Hoffman’s team trains Medical Tactile Examiners (MTEs) to carry out physical breast examinations for early detection of tumors. According to the company’s website, MTEs can “feel about 30 percent more tissue changes than doctors,” identifying tiny tumors and improving breast cancer patients’ survival rates substantially.
“Blind and partially sighted women have a special gift: a superior sense of touch,” the website states. After a nine-month training program, these MTEs “use their outstanding abilities to discover even very small changes in the breast tissue at an early stage.” The MTEs do not take the place of physicians and don’t diagnose directly; rather, they assist the doctors by lending their enhanced tactile sensitivity to the examination process.

Medical tactile examiners often work with braille strips to help pinpoint the location of breast cancer tumors.
According to the Global Journal, one study found that these examiners (also called Clinical Breast Examiners) “have an approximately 50 percent better rate of overall detection than doctors and an improvement of approximately 30 percent when it comes to [detecting] smaller tissue alterations in the breast.”
Use of the technique has expanded to health centers in Colombia and Mexico. In a May 2019 story, The Guardian reported on an MTE, Francia Papamija, who conducts breast examinations at the La Rivera health clinic in Cali, Columbia. Papamija started progressively losing her vision as a child due to a detached retina. Now she conducts about 10 breast examinations a day at La Rivera. “Using her fingertips, Papamija explores a woman’s breasts, underarms and neck during a 45-minute examination,” the article explains. “She is guided by five adhesive strips marked in Braille, so wherever she finds a lump she can report to the doctor its exact location. No centimeter will be ignored.” Papamija passes her findings on to the doctor, who arranges more tests.
“They [the MTEs] have this gift in their fingers,” Dr. Luis Alberto Olave, who runs the program at La Rivera, told The Guardian. “If they are trained, their disability can become a talent, a strength, and can be used for helping other people. Nodules are the first cancer symptom. The faster we find them, the faster we will have an impact on the projection of the illness, and that may mean saving lives.”
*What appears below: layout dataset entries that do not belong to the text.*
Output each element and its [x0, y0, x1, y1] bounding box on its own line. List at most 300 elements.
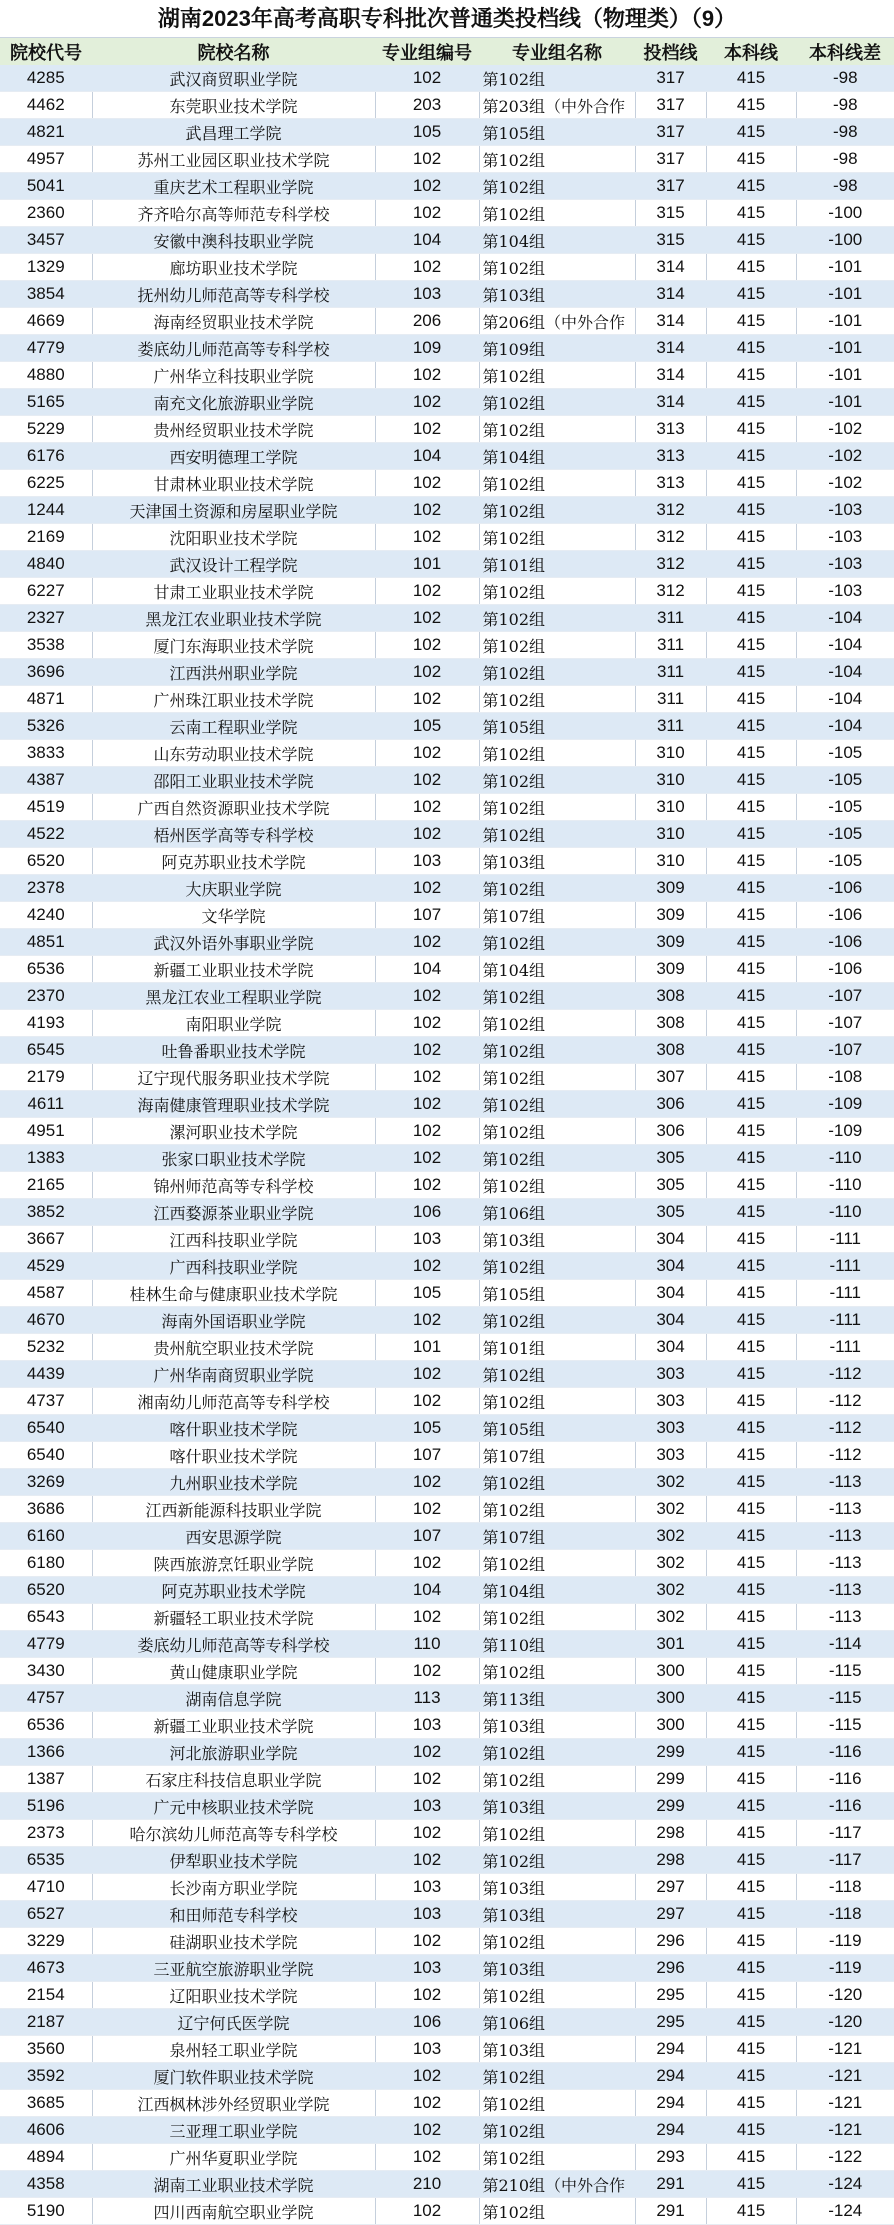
cell-admission-score: 308	[635, 1037, 706, 1064]
table-row	[0, 1361, 894, 1388]
cell-group-number: 102	[375, 1469, 479, 1496]
cell-group-name: 第102组	[479, 740, 635, 767]
cell-admission-score: 304	[635, 1307, 706, 1334]
cell-school-name: 泉州轻工职业学院	[92, 2036, 375, 2063]
cell-line-difference: -112	[796, 1442, 894, 1469]
table-row	[0, 713, 894, 740]
table-row	[0, 551, 894, 578]
cell-group-name: 第102组	[479, 929, 635, 956]
cell-group-name: 第102组	[479, 875, 635, 902]
cell-admission-score: 296	[635, 1928, 706, 1955]
cell-line-difference: -98	[796, 65, 894, 92]
cell-school-name: 娄底幼儿师范高等专科学校	[92, 1631, 375, 1658]
cell-undergrad-line: 415	[706, 1631, 796, 1658]
page-title: 湖南2023年高考高职专科批次普通类投档线（物理类）（9）	[0, 0, 894, 38]
cell-line-difference: -101	[796, 335, 894, 362]
cell-school-code: 3833	[0, 740, 92, 767]
cell-group-number: 102	[375, 1982, 479, 2009]
cell-school-name: 江西枫林涉外经贸职业学院	[92, 2090, 375, 2117]
cell-line-difference: -121	[796, 2117, 894, 2144]
cell-undergrad-line: 415	[706, 1658, 796, 1685]
cell-school-code: 4240	[0, 902, 92, 929]
cell-school-code: 4894	[0, 2144, 92, 2171]
cell-school-name: 江西新能源科技职业学院	[92, 1496, 375, 1523]
cell-line-difference: -110	[796, 1199, 894, 1226]
cell-admission-score: 314	[635, 281, 706, 308]
cell-admission-score: 314	[635, 335, 706, 362]
cell-school-name: 沈阳职业技术学院	[92, 524, 375, 551]
cell-school-code: 6536	[0, 1712, 92, 1739]
cell-undergrad-line: 415	[706, 605, 796, 632]
cell-line-difference: -101	[796, 308, 894, 335]
cell-school-code: 6540	[0, 1442, 92, 1469]
cell-school-code: 4669	[0, 308, 92, 335]
cell-group-name: 第107组	[479, 1442, 635, 1469]
cell-school-name: 西安思源学院	[92, 1523, 375, 1550]
cell-group-name: 第102组	[479, 2144, 635, 2171]
cell-line-difference: -116	[796, 1793, 894, 1820]
cell-group-number: 102	[375, 578, 479, 605]
cell-group-number: 102	[375, 146, 479, 173]
cell-group-name: 第105组	[479, 713, 635, 740]
cell-line-difference: -115	[796, 1712, 894, 1739]
cell-group-name: 第102组	[479, 173, 635, 200]
cell-admission-score: 302	[635, 1469, 706, 1496]
cell-undergrad-line: 415	[706, 767, 796, 794]
cell-undergrad-line: 415	[706, 632, 796, 659]
cell-group-number: 104	[375, 227, 479, 254]
cell-admission-score: 294	[635, 2063, 706, 2090]
cell-admission-score: 304	[635, 1226, 706, 1253]
cell-admission-score: 308	[635, 983, 706, 1010]
cell-group-number: 103	[375, 848, 479, 875]
table-row	[0, 794, 894, 821]
cell-group-name: 第102组	[479, 200, 635, 227]
cell-group-name: 第102组	[479, 1847, 635, 1874]
cell-school-name: 广州珠江职业技术学院	[92, 686, 375, 713]
cell-group-number: 102	[375, 1496, 479, 1523]
cell-school-name: 三亚理工职业学院	[92, 2117, 375, 2144]
table-row	[0, 1199, 894, 1226]
table-row	[0, 1766, 894, 1793]
cell-group-number: 110	[375, 1631, 479, 1658]
cell-group-number: 106	[375, 1199, 479, 1226]
cell-school-code: 3560	[0, 2036, 92, 2063]
cell-group-name: 第102组	[479, 1145, 635, 1172]
cell-group-name: 第105组	[479, 1415, 635, 1442]
table-row	[0, 1982, 894, 2009]
cell-group-name: 第102组	[479, 1361, 635, 1388]
cell-school-name: 辽宁何氏医学院	[92, 2009, 375, 2036]
cell-group-name: 第102组	[479, 470, 635, 497]
cell-line-difference: -102	[796, 470, 894, 497]
cell-group-number: 102	[375, 2144, 479, 2171]
cell-group-number: 102	[375, 929, 479, 956]
cell-line-difference: -113	[796, 1604, 894, 1631]
cell-undergrad-line: 415	[706, 659, 796, 686]
cell-group-number: 107	[375, 1442, 479, 1469]
cell-admission-score: 302	[635, 1496, 706, 1523]
cell-school-name: 九州职业技术学院	[92, 1469, 375, 1496]
cell-school-code: 4710	[0, 1874, 92, 1901]
table-row	[0, 1253, 894, 1280]
cell-school-name: 喀什职业技术学院	[92, 1442, 375, 1469]
cell-group-number: 109	[375, 335, 479, 362]
cell-group-number: 107	[375, 902, 479, 929]
table-row	[0, 875, 894, 902]
cell-group-number: 102	[375, 1253, 479, 1280]
table-row	[0, 605, 894, 632]
cell-group-name: 第102组	[479, 605, 635, 632]
cell-school-code: 1383	[0, 1145, 92, 1172]
cell-undergrad-line: 415	[706, 1253, 796, 1280]
cell-admission-score: 300	[635, 1685, 706, 1712]
cell-school-name: 武汉设计工程学院	[92, 551, 375, 578]
cell-admission-score: 301	[635, 1631, 706, 1658]
table-row	[0, 1955, 894, 1982]
cell-school-code: 6520	[0, 848, 92, 875]
cell-school-code: 2179	[0, 1064, 92, 1091]
cell-school-name: 海南经贸职业技术学院	[92, 308, 375, 335]
cell-group-number: 102	[375, 1766, 479, 1793]
cell-school-code: 4522	[0, 821, 92, 848]
cell-school-code: 2327	[0, 605, 92, 632]
cell-line-difference: -112	[796, 1361, 894, 1388]
table-row	[0, 389, 894, 416]
table-row	[0, 497, 894, 524]
cell-group-name: 第104组	[479, 227, 635, 254]
cell-group-number: 102	[375, 2090, 479, 2117]
cell-group-number: 105	[375, 713, 479, 740]
cell-group-number: 102	[375, 1388, 479, 1415]
cell-school-name: 云南工程职业学院	[92, 713, 375, 740]
cell-admission-score: 312	[635, 524, 706, 551]
cell-school-code: 4737	[0, 1388, 92, 1415]
cell-line-difference: -120	[796, 1982, 894, 2009]
cell-line-difference: -101	[796, 281, 894, 308]
cell-admission-score: 308	[635, 1010, 706, 1037]
cell-school-name: 湖南工业职业技术学院	[92, 2171, 375, 2198]
cell-line-difference: -108	[796, 1064, 894, 1091]
table-row	[0, 119, 894, 146]
cell-group-number: 103	[375, 1955, 479, 1982]
cell-group-number: 107	[375, 1523, 479, 1550]
cell-school-name: 齐齐哈尔高等师范专科学校	[92, 200, 375, 227]
cell-undergrad-line: 415	[706, 2171, 796, 2198]
cell-group-number: 102	[375, 740, 479, 767]
cell-group-name: 第103组	[479, 1955, 635, 1982]
cell-undergrad-line: 415	[706, 200, 796, 227]
cell-group-name: 第102组	[479, 686, 635, 713]
cell-line-difference: -115	[796, 1685, 894, 1712]
cell-admission-score: 315	[635, 227, 706, 254]
cell-school-code: 4880	[0, 362, 92, 389]
table-row	[0, 1172, 894, 1199]
cell-undergrad-line: 415	[706, 1982, 796, 2009]
cell-group-number: 102	[375, 2198, 479, 2225]
cell-undergrad-line: 415	[706, 983, 796, 1010]
table-row	[0, 1307, 894, 1334]
cell-line-difference: -113	[796, 1469, 894, 1496]
table-row	[0, 2117, 894, 2144]
cell-group-name: 第104组	[479, 956, 635, 983]
table-row	[0, 1037, 894, 1064]
cell-school-name: 喀什职业技术学院	[92, 1415, 375, 1442]
cell-school-name: 山东劳动职业技术学院	[92, 740, 375, 767]
cell-group-name: 第102组	[479, 416, 635, 443]
cell-undergrad-line: 415	[706, 281, 796, 308]
cell-group-name: 第102组	[479, 146, 635, 173]
cell-line-difference: -117	[796, 1847, 894, 1874]
cell-group-number: 102	[375, 416, 479, 443]
cell-group-name: 第102组	[479, 1469, 635, 1496]
cell-school-code: 6527	[0, 1901, 92, 1928]
cell-group-name: 第102组	[479, 2198, 635, 2225]
cell-school-code: 3852	[0, 1199, 92, 1226]
cell-group-name: 第102组	[479, 1172, 635, 1199]
table-row	[0, 848, 894, 875]
cell-line-difference: -120	[796, 2009, 894, 2036]
cell-group-name: 第102组	[479, 1253, 635, 1280]
cell-school-code: 3269	[0, 1469, 92, 1496]
cell-undergrad-line: 415	[706, 146, 796, 173]
cell-group-number: 106	[375, 2009, 479, 2036]
cell-undergrad-line: 415	[706, 1037, 796, 1064]
table-row	[0, 1010, 894, 1037]
cell-admission-score: 291	[635, 2171, 706, 2198]
cell-admission-score: 293	[635, 2144, 706, 2171]
cell-admission-score: 315	[635, 200, 706, 227]
cell-group-name: 第102组	[479, 362, 635, 389]
table-row	[0, 1280, 894, 1307]
cell-school-name: 江西洪州职业学院	[92, 659, 375, 686]
cell-undergrad-line: 415	[706, 389, 796, 416]
cell-group-number: 102	[375, 1091, 479, 1118]
cell-group-name: 第107组	[479, 902, 635, 929]
cell-group-number: 105	[375, 119, 479, 146]
cell-line-difference: -104	[796, 659, 894, 686]
cell-line-difference: -107	[796, 1037, 894, 1064]
cell-school-name: 新疆工业职业技术学院	[92, 1712, 375, 1739]
cell-group-number: 102	[375, 1847, 479, 1874]
cell-school-code: 6176	[0, 443, 92, 470]
cell-school-name: 南充文化旅游职业学院	[92, 389, 375, 416]
cell-admission-score: 314	[635, 254, 706, 281]
cell-group-number: 102	[375, 1010, 479, 1037]
cell-undergrad-line: 415	[706, 227, 796, 254]
cell-undergrad-line: 415	[706, 821, 796, 848]
cell-line-difference: -111	[796, 1280, 894, 1307]
cell-admission-score: 309	[635, 956, 706, 983]
table-row	[0, 686, 894, 713]
cell-group-number: 103	[375, 1874, 479, 1901]
cell-admission-score: 298	[635, 1847, 706, 1874]
cell-undergrad-line: 415	[706, 524, 796, 551]
cell-line-difference: -118	[796, 1901, 894, 1928]
cell-admission-score: 313	[635, 443, 706, 470]
cell-group-number: 105	[375, 1280, 479, 1307]
cell-school-name: 湖南信息学院	[92, 1685, 375, 1712]
cell-line-difference: -110	[796, 1145, 894, 1172]
cell-line-difference: -107	[796, 983, 894, 1010]
cell-group-name: 第102组	[479, 767, 635, 794]
cell-school-code: 3667	[0, 1226, 92, 1253]
cell-group-name: 第110组	[479, 1631, 635, 1658]
cell-group-name: 第102组	[479, 1388, 635, 1415]
cell-school-name: 哈尔滨幼儿师范高等专科学校	[92, 1820, 375, 1847]
cell-group-number: 103	[375, 1901, 479, 1928]
cell-group-number: 102	[375, 2117, 479, 2144]
cell-school-code: 4670	[0, 1307, 92, 1334]
table-row	[0, 1415, 894, 1442]
cell-school-name: 天津国土资源和房屋职业学院	[92, 497, 375, 524]
cell-undergrad-line: 415	[706, 119, 796, 146]
cell-undergrad-line: 415	[706, 1469, 796, 1496]
table-row	[0, 2171, 894, 2198]
cell-group-number: 103	[375, 1793, 479, 1820]
table-row	[0, 1604, 894, 1631]
cell-school-name: 江西婺源茶业职业学院	[92, 1199, 375, 1226]
cell-school-name: 广元中核职业技术学院	[92, 1793, 375, 1820]
table-row	[0, 1091, 894, 1118]
cell-admission-score: 314	[635, 308, 706, 335]
cell-line-difference: -104	[796, 713, 894, 740]
cell-line-difference: -124	[796, 2171, 894, 2198]
cell-school-code: 4606	[0, 2117, 92, 2144]
cell-school-name: 邵阳工业职业技术学院	[92, 767, 375, 794]
cell-group-name: 第103组	[479, 1901, 635, 1928]
cell-line-difference: -124	[796, 2198, 894, 2225]
cell-school-name: 阿克苏职业技术学院	[92, 848, 375, 875]
cell-school-name: 和田师范专科学校	[92, 1901, 375, 1928]
cell-undergrad-line: 415	[706, 2063, 796, 2090]
cell-group-name: 第102组	[479, 1739, 635, 1766]
cell-school-name: 辽阳职业技术学院	[92, 1982, 375, 2009]
cell-group-number: 102	[375, 524, 479, 551]
cell-group-number: 102	[375, 1118, 479, 1145]
cell-group-name: 第102组	[479, 1307, 635, 1334]
cell-school-name: 广州华南商贸职业学院	[92, 1361, 375, 1388]
cell-undergrad-line: 415	[706, 173, 796, 200]
cell-admission-score: 302	[635, 1523, 706, 1550]
table-body	[0, 65, 894, 2225]
cell-school-name: 漯河职业技术学院	[92, 1118, 375, 1145]
cell-school-name: 锦州师范高等专科学校	[92, 1172, 375, 1199]
cell-line-difference: -98	[796, 92, 894, 119]
cell-line-difference: -106	[796, 875, 894, 902]
cell-school-code: 6160	[0, 1523, 92, 1550]
cell-undergrad-line: 415	[706, 1064, 796, 1091]
cell-undergrad-line: 415	[706, 1388, 796, 1415]
header-school-code: 院校代号	[0, 38, 92, 65]
cell-admission-score: 303	[635, 1361, 706, 1388]
cell-undergrad-line: 415	[706, 1334, 796, 1361]
cell-group-name: 第102组	[479, 1037, 635, 1064]
table-row	[0, 1442, 894, 1469]
cell-school-code: 1366	[0, 1739, 92, 1766]
cell-school-code: 6545	[0, 1037, 92, 1064]
cell-line-difference: -104	[796, 605, 894, 632]
cell-school-name: 张家口职业技术学院	[92, 1145, 375, 1172]
cell-admission-score: 303	[635, 1388, 706, 1415]
cell-school-code: 4951	[0, 1118, 92, 1145]
cell-line-difference: -110	[796, 1172, 894, 1199]
cell-school-code: 1329	[0, 254, 92, 281]
cell-school-name: 河北旅游职业学院	[92, 1739, 375, 1766]
cell-school-code: 4587	[0, 1280, 92, 1307]
cell-group-number: 102	[375, 1361, 479, 1388]
cell-admission-score: 317	[635, 65, 706, 92]
cell-school-code: 1244	[0, 497, 92, 524]
cell-school-name: 硅湖职业技术学院	[92, 1928, 375, 1955]
cell-school-code: 4285	[0, 65, 92, 92]
cell-line-difference: -106	[796, 902, 894, 929]
cell-school-name: 梧州医学高等专科学校	[92, 821, 375, 848]
cell-group-number: 102	[375, 2063, 479, 2090]
cell-group-number: 102	[375, 875, 479, 902]
cell-line-difference: -100	[796, 200, 894, 227]
cell-group-number: 102	[375, 254, 479, 281]
table-row	[0, 578, 894, 605]
cell-group-name: 第103组	[479, 1712, 635, 1739]
cell-group-number: 103	[375, 1226, 479, 1253]
cell-admission-score: 304	[635, 1334, 706, 1361]
cell-undergrad-line: 415	[706, 92, 796, 119]
cell-group-number: 104	[375, 1577, 479, 1604]
cell-group-number: 102	[375, 1739, 479, 1766]
cell-admission-score: 298	[635, 1820, 706, 1847]
cell-group-name: 第102组	[479, 1091, 635, 1118]
table-row	[0, 1577, 894, 1604]
cell-group-number: 102	[375, 1037, 479, 1064]
cell-school-code: 5326	[0, 713, 92, 740]
cell-undergrad-line: 415	[706, 1847, 796, 1874]
cell-school-code: 4757	[0, 1685, 92, 1712]
cell-undergrad-line: 415	[706, 1145, 796, 1172]
cell-school-code: 2370	[0, 983, 92, 1010]
cell-admission-score: 306	[635, 1091, 706, 1118]
cell-group-number: 102	[375, 1928, 479, 1955]
cell-line-difference: -98	[796, 119, 894, 146]
cell-line-difference: -104	[796, 686, 894, 713]
cell-group-number: 102	[375, 389, 479, 416]
cell-school-name: 湘南幼儿师范高等专科学校	[92, 1388, 375, 1415]
cell-group-name: 第102组	[479, 2117, 635, 2144]
cell-line-difference: -111	[796, 1334, 894, 1361]
cell-line-difference: -113	[796, 1523, 894, 1550]
cell-group-number: 105	[375, 1415, 479, 1442]
cell-admission-score: 311	[635, 686, 706, 713]
cell-group-number: 102	[375, 632, 479, 659]
cell-group-name: 第203组（中外合作	[479, 92, 635, 119]
cell-group-name: 第102组	[479, 524, 635, 551]
cell-line-difference: -114	[796, 1631, 894, 1658]
cell-undergrad-line: 415	[706, 308, 796, 335]
cell-school-name: 南阳职业学院	[92, 1010, 375, 1037]
table-row	[0, 362, 894, 389]
table-row	[0, 1685, 894, 1712]
cell-school-name: 广州华夏职业学院	[92, 2144, 375, 2171]
cell-admission-score: 310	[635, 848, 706, 875]
cell-school-code: 2373	[0, 1820, 92, 1847]
cell-school-name: 黑龙江农业职业技术学院	[92, 605, 375, 632]
cell-line-difference: -104	[796, 632, 894, 659]
table-row	[0, 335, 894, 362]
cell-group-number: 102	[375, 362, 479, 389]
cell-line-difference: -122	[796, 2144, 894, 2171]
table-row	[0, 200, 894, 227]
cell-group-number: 104	[375, 443, 479, 470]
A tactile examination performed by a highly trained blind or visually impaired person can better detect possible tumors.
The technique is especially useful in Colombia. The county has a lower breast cancer rate than many developed countries, “but we have a huge disadvantage,” Olave said. “We are failing on early detection.”
Leidy Garcia, a visually impaired MTE at another Cali clinic, has examined more than 2,500 patients, according to The Guardian. After the trauma of losing her sight, her job as an MTE has been empowering, she said. “This job gives me huge self-confidence,” she said. “Now I feel free, independent and useful. I can contribute to the community.”
“For people with disabilities, it’s so hard to find a job because of bias and boundaries inside companies, so this is a great opportunity based on our talent,” she added. “It’s also a good way to change the mindset of society, which usually patronizes blind people, thinking we are not able to do many things.”